Apparently my dad went over to the neighbors’ last night and finished off all their Johnnie Walker Black. The whole family went over actually, leaving me with an empty liquor-store bag. They must have bought wine to take with them before abandoning me to a house full of violent and possibly possessed animals, all without opposable thumbs.
I hope you’ll forgive me, my fellow inebriates—I was a bit angry. I didn’t realize the family was leaving until the last minute—not in time to stow away. I felt lonely and sad. So I decided to recruit Glen Bear to help me smash some bottles open and start our own party.
Polar bears being unpredictable, I wanted to make sure Glen was happy. So I told him about some foul-smelling canned salmon my dad had opened a while ago and forgotten in the fridge. But neither of us, lacking thumbs, could get the damn fridge open.
So now my feelings of abandonment were compounded not just by the DTs but by an ornery polar bear romping around the kitchen. Just when I thought Glen might give up on the fridge and eat me instead, we heard a sound from the living room. OMG! Miss V’s scooter had fallen over all by itself.
Of course you know it didn’t fall over by itself. Fluffy had used his freaky evil mind on it. Things at LBHQ were going from bad to worse. Next I expected some officious Strata Council representatives to break into the house just to see if we got their warning letters.
But nothing else happened all evening. I was so freaking bored I started reading my parents’ receipts. And I saw they had indeed bought wine: LAYA GARNACHA TINTORERA MONASTRELL (2010)—a sensible go-to dinner wine from Spain and within the LBHQ price range. I felt partially mollified that they’d chosen a wine I’d had before rather than a new one that I would have wondered about forever. (We tried LAYA a couple of months ago while watching the season finale of Breaking Bad, which riveted all the bears including Glen, even though he didn’t understand it.)
Hailing from the Almansa region 700-1000 meters above sea level, LAYA is a luscious ruby-red combination of 70% Garnacha Tintorera (itself a red-skinned hybrid of Petit Bouschet and Grenache) and 30% Monastrell. Known as a blending grape, Garnacha Tintorera is increasingly appearing as a headliner varietal, although in the case of LAYA its intense fruity depth borrows some complexity and tannic action from the Monastrell grapes.
My favorite aspect of Monastrell grapes is their tendency to amp up the alcohol percentage in a wine. At 14.5%, LAYA doesn’t disappoint. But it goes well beyond being a vehicle for getting pissed.

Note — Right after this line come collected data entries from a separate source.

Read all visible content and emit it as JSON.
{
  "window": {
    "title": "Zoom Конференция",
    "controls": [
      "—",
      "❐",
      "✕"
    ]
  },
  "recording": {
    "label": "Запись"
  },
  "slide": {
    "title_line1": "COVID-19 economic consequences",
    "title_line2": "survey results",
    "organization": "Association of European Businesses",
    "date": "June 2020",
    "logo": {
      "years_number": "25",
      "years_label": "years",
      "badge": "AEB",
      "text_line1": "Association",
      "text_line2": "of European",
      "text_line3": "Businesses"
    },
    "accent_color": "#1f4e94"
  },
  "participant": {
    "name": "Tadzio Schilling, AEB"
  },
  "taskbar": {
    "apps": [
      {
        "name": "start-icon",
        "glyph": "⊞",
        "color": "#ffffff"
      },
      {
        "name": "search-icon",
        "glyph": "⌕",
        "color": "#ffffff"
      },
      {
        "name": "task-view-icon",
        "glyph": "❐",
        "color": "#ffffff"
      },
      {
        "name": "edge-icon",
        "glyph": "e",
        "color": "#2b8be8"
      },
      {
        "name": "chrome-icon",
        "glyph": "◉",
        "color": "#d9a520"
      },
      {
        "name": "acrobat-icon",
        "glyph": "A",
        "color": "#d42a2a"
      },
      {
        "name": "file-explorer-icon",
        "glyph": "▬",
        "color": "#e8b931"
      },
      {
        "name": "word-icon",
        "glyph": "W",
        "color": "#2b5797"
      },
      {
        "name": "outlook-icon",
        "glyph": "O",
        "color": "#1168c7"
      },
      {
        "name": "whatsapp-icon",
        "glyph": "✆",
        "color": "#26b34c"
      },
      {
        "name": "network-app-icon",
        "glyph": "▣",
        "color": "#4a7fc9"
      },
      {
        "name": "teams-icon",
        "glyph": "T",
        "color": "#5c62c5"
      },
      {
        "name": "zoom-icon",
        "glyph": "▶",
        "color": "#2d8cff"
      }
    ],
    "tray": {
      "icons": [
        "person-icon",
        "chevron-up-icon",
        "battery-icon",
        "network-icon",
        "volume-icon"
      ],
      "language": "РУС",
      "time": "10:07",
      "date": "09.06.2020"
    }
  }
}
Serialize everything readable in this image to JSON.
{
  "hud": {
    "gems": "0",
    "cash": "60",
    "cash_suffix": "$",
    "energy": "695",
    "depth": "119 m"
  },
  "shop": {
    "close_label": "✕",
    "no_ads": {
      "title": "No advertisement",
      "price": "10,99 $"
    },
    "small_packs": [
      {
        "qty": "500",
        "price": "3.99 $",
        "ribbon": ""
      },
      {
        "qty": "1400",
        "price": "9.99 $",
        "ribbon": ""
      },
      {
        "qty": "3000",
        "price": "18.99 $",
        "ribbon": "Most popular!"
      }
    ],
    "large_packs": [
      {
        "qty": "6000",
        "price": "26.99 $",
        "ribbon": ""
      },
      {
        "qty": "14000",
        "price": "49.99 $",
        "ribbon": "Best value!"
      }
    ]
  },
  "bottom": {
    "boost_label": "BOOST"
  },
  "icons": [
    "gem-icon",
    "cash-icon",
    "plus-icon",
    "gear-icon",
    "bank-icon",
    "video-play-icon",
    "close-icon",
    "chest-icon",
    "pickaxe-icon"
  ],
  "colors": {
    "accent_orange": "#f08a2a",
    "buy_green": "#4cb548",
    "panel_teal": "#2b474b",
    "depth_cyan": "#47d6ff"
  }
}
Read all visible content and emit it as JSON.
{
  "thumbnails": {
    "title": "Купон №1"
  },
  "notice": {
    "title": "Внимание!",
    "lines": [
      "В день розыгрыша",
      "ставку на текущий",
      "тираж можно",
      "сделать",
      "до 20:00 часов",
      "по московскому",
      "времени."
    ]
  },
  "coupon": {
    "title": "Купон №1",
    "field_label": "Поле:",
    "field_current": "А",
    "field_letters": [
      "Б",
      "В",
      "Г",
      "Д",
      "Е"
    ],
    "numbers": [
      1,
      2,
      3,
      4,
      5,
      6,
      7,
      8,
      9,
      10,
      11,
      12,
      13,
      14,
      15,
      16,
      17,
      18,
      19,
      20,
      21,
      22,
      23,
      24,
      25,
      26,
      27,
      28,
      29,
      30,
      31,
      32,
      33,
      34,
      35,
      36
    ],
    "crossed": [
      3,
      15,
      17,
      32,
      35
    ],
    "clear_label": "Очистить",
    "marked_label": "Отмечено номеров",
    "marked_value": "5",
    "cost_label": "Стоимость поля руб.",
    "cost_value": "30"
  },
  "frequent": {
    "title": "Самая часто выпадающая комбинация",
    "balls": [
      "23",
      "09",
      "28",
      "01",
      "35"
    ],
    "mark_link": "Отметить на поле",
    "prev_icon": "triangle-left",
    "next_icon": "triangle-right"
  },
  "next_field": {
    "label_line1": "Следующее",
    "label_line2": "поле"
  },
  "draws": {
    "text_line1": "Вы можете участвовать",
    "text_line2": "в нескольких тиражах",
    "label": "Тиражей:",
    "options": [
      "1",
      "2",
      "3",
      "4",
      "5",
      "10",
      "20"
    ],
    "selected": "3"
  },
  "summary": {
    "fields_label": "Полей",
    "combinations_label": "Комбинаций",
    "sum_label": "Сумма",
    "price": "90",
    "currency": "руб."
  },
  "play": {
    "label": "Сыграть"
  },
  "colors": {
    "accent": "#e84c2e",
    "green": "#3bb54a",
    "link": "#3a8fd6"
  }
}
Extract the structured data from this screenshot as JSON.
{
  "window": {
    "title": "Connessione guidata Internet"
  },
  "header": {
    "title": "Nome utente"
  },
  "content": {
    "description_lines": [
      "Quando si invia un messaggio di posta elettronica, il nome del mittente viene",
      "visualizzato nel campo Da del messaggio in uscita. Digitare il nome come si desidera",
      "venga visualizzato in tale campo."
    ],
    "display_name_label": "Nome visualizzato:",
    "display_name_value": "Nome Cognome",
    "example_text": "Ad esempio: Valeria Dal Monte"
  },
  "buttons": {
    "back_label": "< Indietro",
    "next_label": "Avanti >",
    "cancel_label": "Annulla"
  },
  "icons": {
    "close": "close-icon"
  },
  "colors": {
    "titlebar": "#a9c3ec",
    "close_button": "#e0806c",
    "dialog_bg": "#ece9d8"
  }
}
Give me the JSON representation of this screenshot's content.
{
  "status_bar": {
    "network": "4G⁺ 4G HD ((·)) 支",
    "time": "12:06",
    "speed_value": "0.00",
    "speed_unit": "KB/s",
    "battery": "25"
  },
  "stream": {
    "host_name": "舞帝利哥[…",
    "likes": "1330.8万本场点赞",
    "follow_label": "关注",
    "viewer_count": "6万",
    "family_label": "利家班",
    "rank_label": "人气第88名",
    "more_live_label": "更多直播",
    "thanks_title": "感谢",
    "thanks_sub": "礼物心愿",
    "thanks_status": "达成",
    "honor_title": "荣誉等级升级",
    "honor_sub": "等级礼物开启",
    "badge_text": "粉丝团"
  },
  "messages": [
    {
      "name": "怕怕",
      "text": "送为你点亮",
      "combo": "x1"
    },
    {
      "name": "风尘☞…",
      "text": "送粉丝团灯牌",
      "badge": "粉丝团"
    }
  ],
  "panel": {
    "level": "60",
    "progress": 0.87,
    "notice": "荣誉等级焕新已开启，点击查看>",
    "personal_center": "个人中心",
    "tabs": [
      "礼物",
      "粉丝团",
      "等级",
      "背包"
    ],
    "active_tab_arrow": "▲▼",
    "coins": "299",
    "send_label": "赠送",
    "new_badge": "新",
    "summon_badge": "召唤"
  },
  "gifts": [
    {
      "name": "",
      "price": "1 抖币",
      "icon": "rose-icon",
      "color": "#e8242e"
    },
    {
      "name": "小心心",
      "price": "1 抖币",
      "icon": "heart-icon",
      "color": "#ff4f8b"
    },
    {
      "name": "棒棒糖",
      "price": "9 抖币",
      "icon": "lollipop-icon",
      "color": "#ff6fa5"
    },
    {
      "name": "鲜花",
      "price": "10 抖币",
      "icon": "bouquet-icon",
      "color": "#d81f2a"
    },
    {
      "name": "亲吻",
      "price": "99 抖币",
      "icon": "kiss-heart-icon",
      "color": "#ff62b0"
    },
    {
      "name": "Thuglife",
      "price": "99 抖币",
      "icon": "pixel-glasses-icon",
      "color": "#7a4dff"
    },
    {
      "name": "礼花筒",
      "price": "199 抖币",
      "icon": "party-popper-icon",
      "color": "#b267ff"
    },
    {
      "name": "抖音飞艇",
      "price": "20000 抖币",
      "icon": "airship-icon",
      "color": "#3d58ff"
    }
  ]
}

On the nose LAYA is ripe, expressive, and thankfully free of the barnyard notes that Monastrell can sometimes impart if not matured sufficiently. LAYA hits the tongue with plump, juicy notes, lingering across the back-palate with an elegant finish. While it doesn’t offer tremendous complexity, nor will it enthrall you, it is balanced and easily drinkable—and according to my parents when I interrogated them this morning, a good accompaniment to good food and conversation.
At $13.99 LAYA is a liquor-store gem with excellent value. My parents should bloody well have sprung for two bottles.
Okay, thanks for reading the rant. I know it was my fault I didn’t clue in and jump into my mum’s bag before they left. Then I could have helped my dad polish off the neighbors’ Johnnie Walker and had some LAYA. I am an idiot.